Dans le cadre d’un bail commercial, le preneur peut aussi bien donner congé lors de l’expiration d’une des périodes triennales ou à l’échéance contractuelle, du moment qu’il respecte le délai de préavis de 6 mois.

Toutefois, en cas de résiliation pour départ à la retraite, le preneur peut prendre sa retraite à tout moment, c’est-à-dire sans attendre l’expiration d’une des périodes triennales ou l’échéance contractuelle tant qu’il respecte le délai de préavis de 6 mois.

Aussi, le preneur peut donner congé pour une date prématurée tant qu’il respecte un délai de préavis d’au moins 6 mois avant l’échéance d’une période triennale. Toutefois, le congé prendra effet uniquement lors de la première échéance triennale. En effet, par exemple si le locataire donne congé pour le 1er juillet 2017 alors que l’échéance triennale est prévue le 1er juillet 2018, alors le congé prendra officiellement effet le 1er juillet 2018.

Attention, concernant les résiliations tardives, il est important de noter que si le preneur donne congé pour une date postérieure à l’échéance, le bail se poursuit.
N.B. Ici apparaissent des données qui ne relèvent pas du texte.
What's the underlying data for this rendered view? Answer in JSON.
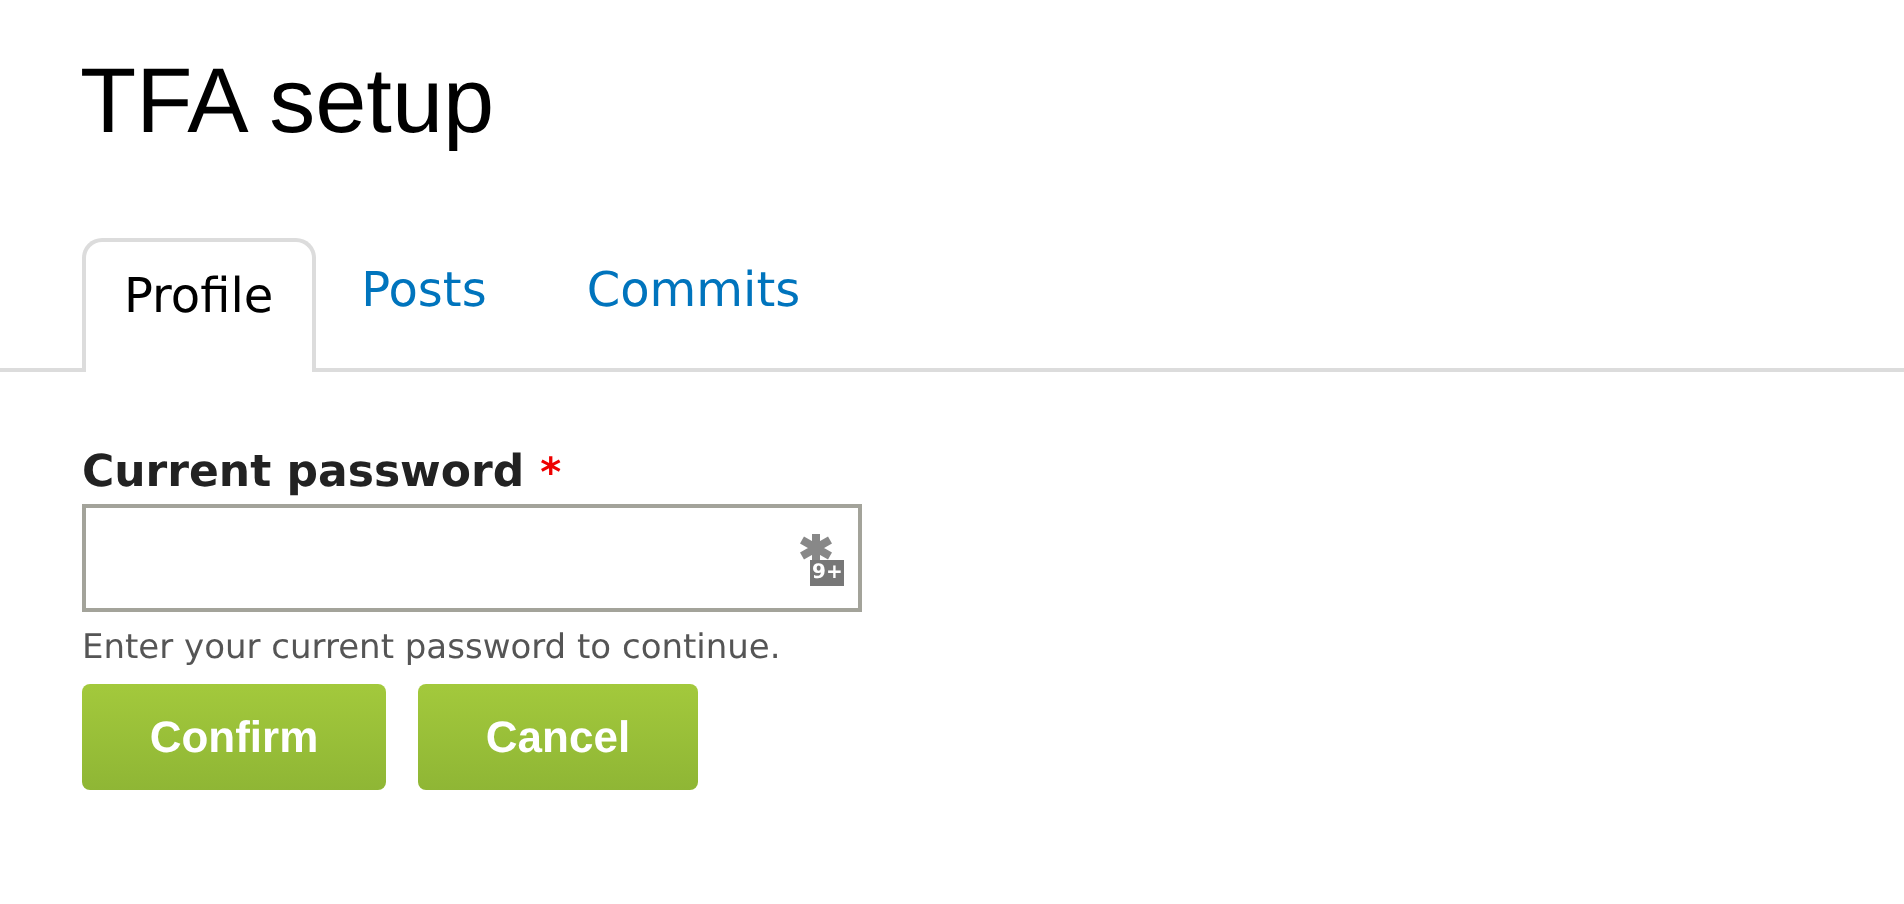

En effet, si l’échéance est prévue le 30 mars 2017 et que le preneur donne congé le 30 avril 2017 alors son congé ne sera pas pris en compte et le bail se poursuivra.

S’agissant de la forme du congé, il doit être envoyé soit par lettre recommandée avec accusé de réception (LRAR) soit par le biais de son équivalent numérique : la lettre recommandée électronique (LRE), soit par acte d’huissier.

 

b. L’indemnité d’éviction

Avant la Loi Pinel, une clause dans le contrat de bail commercial prévoyait une indemnité au profit du bailleur si le preneur donnait congé en cours de bail, puisque cette faculté de résiliation triennale n’était pas d’ordre public. Dorénavant, cette faculté étant d’ordre impératif, il semble donc audacieux de prévoir le versement d’une indemnité au profit du bailleur en cas de congé du locataire, d’autant plus que le montant de l’indemnité est tel qu’il est dissuasif pour le preneur.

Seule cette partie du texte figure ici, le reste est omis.